You can easily filter your results with the following:

  • Filter by Sources
  • Filter by Regions
  • Filter by Content Language
  • Filter by Duplicates
  • Show/Hide duplicates: this means that all content, including byline, headline, body/content, is the same. For example, AP or Reuters re-runs a story as is without any changes.

If the sample results match your expectations, in the “Actions” drop-down menu, click “Save Topic for Monitoring.”  This will allow you to “lock in” the search for future monitoring of that topic.

save topic for monitoring

If the preview results are NOT returning relevant mentions, feel free to go back and edit or enter new terms in the search fields.

After you click “Save Topic for Monitoring”, a window will open asking you to name your topic and assign to any tag(s) if you choose. Then click “Save”.  At this point your topic is now saved.

save monitoring topic

I would like to monitor for my topic internationally. Do I need to translate and enter my search terms in different languages, or will Agility do that for me automatically?

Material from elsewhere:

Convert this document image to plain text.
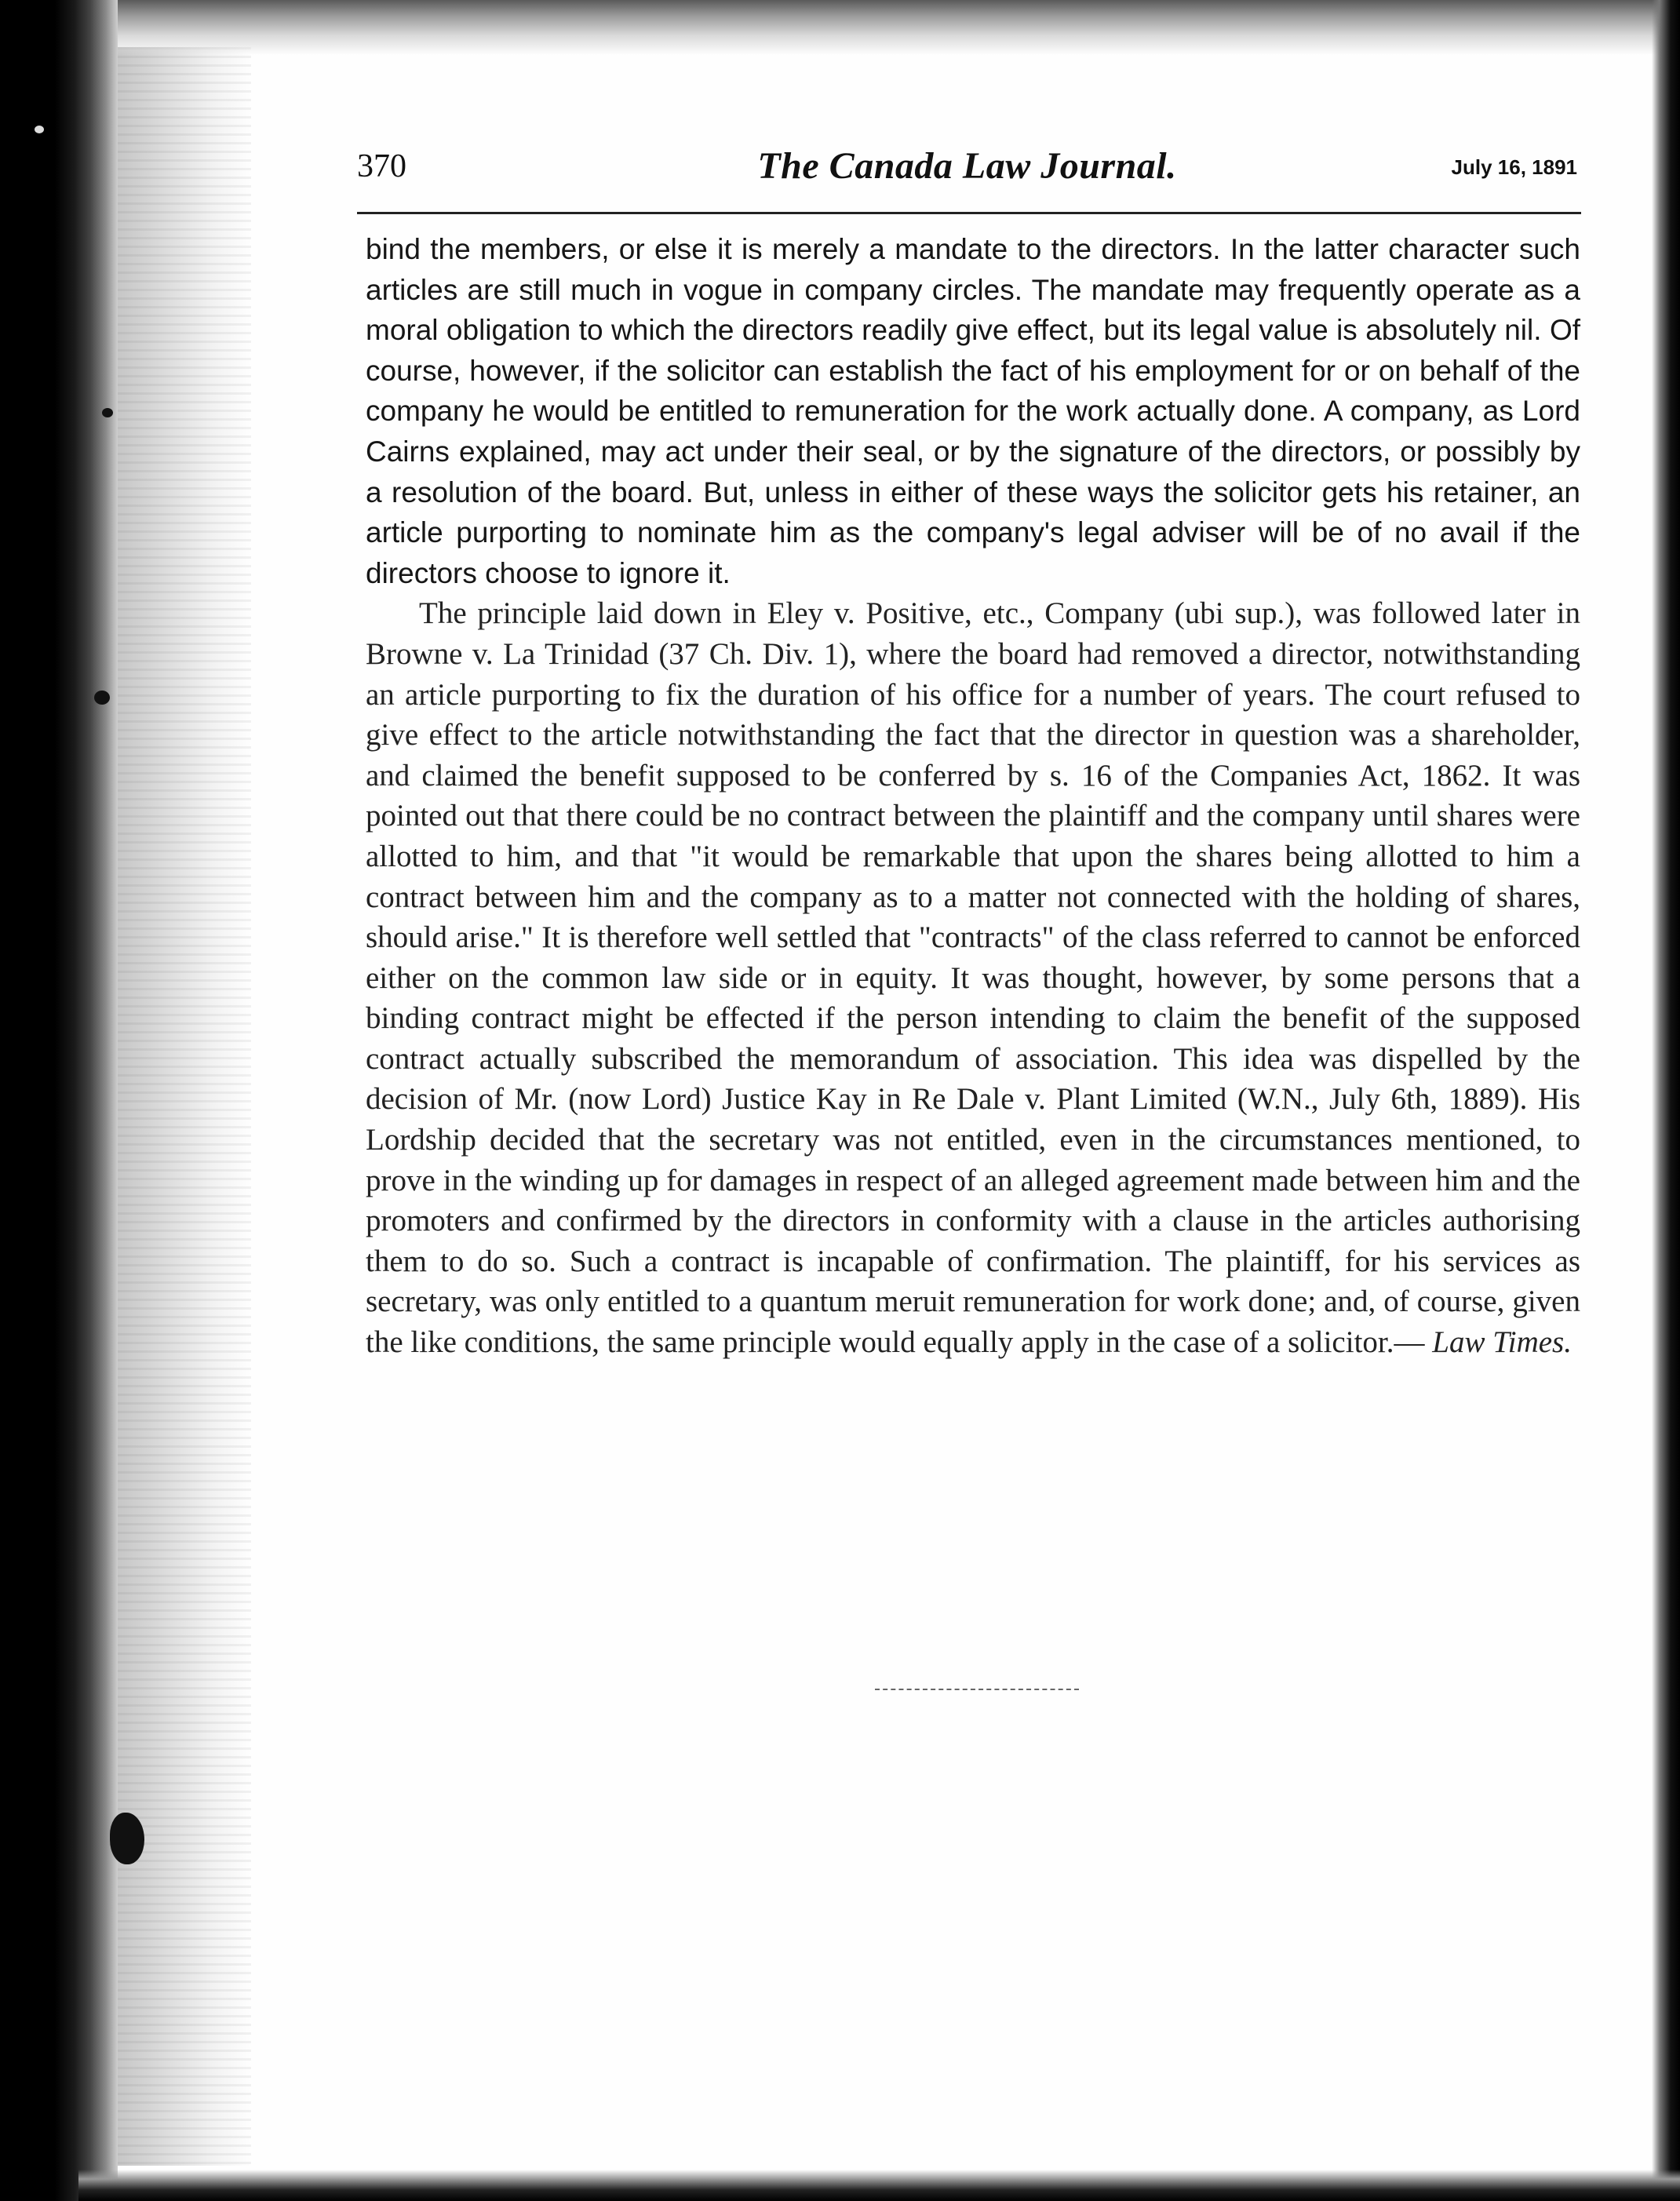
370	The Canada Law Journal.	July 16, 1891

bind the members, or else it is merely a mandate to the directors. In the latter character such articles are still much in vogue in company circles. The mandate may frequently operate as a moral obligation to which the directors readily give effect, but its legal value is absolutely nil. Of course, however, if the solicitor can establish the fact of his employment for or on behalf of the company he would be entitled to remuneration for the work actually done. A company, as Lord Cairns explained, may act under their seal, or by the signature of the directors, or possibly by a resolution of the board. But, unless in either of these ways the solicitor gets his retainer, an article purporting to nominate him as the company's legal adviser will be of no avail if the directors choose to ignore it.

The principle laid down in Eley v. Positive, etc., Company (ubi sup.), was followed later in Browne v. La Trinidad (37 Ch. Div. 1), where the board had removed a director, notwithstanding an article purporting to fix the duration of his office for a number of years. The court refused to give effect to the article notwithstanding the fact that the director in question was a shareholder, and claimed the benefit supposed to be conferred by s. 16 of the Companies Act, 1862. It was pointed out that there could be no contract between the plaintiff and the company until shares were allotted to him, and that "it would be remarkable that upon the shares being allotted to him a contract between him and the company as to a matter not connected with the holding of shares, should arise." It is therefore well settled that "contracts" of the class referred to cannot be enforced either on the common law side or in equity. It was thought, however, by some persons that a binding contract might be effected if the person intending to claim the benefit of the supposed contract actually subscribed the memorandum of association. This idea was dispelled by the decision of Mr. (now Lord) Justice Kay in Re Dale v. Plant Limited (W.N., July 6th, 1889). His Lordship decided that the secretary was not entitled, even in the circumstances mentioned, to prove in the winding up for damages in respect of an alleged agreement made between him and the promoters and confirmed by the directors in conformity with a clause in the articles authorising them to do so. Such a contract is incapable of confirmation. The plaintiff, for his services as secretary, was only entitled to a quantum meruit remuneration for work done; and, of course, given the like conditions, the same principle would equally apply in the case of a solicitor.— Law Times.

Agility only monitors for the terms you’ve specifically defined. To search for content in one of the supported languages, French or Spanish, you’ll want to enter your terms in that language. For example: United States OR Estados Unidos. It’s important to note that entering keywords in French or Spanish will still return results for those keywords in English as well.

When I enter in a new monitoring topic, does Agility do a retroactive search to collect previous mentions, or is the search forward-looking only?

Agility is continually ingesting data from our online news and blog sources.  Some historical mentions from these sites may be available when you begin monitoring a new topic. Historical mentions that display in your results may be up to 6 months old; however, depending on the source some maybe be limited to the last 30 days old only.  When Full Twitter is activated on a topic it does not pull in any new mentions retroactively.

How do I access existing topics I’m monitoring?

Go to Manage in the top navigation bar in Agility and click Saved Topics & Topic Alerts.  Likewise, you can also access topic results from the Topic Activity widget.

How do I use wildcards in a new or existing topic?

Agility now offers users the ability to add instances of wildcards within Monitoring topics.

Wildcards can assist with several common monitoring scenarios that you may run into.  It will allow you to account for the possibility of alternate spelling of certain keywords in a given topic, especially to save on characters being used in the overall topic setup.  Second, there is the ability to allow for some instances of keywords being open-ended, particularly where they may be suffixes associated with them.

Two wildcard operators will be available to use: a single character wildcard (?) and multi-character wildcard (*).    Each is explained below with several examples detailed.

Single Character

A single character wildcard search looks for terms that match the input keyword with variations where the single character wildcard is replaced with any alphabetical character.  You can use multiple instances of the wildcard in the same search term, either adjacently or not.

Ex. “ reali?ed ”

Will matches with: realized, realised

Won’t match with: realizzed (two wild characters), realied (no wild charcters)

Ex. “ cent??

Will match with: centre, center

Won’t match with: centrifuge (too many characters), cents (only one character)

Multi Character

Similar to the single character in implementation, the multi character wildcard affords a more open setup to account for instances were a variety of suffixes for a keyword could be found.

Ex. “ plant*

Would match with: plant, plants, planting, planted


Currently ether wildcard may not be the first character of a search term nor may they be used in an exact match (between double quotes) query.  If implemented anyway the wildcards would then be treated as white space in the query.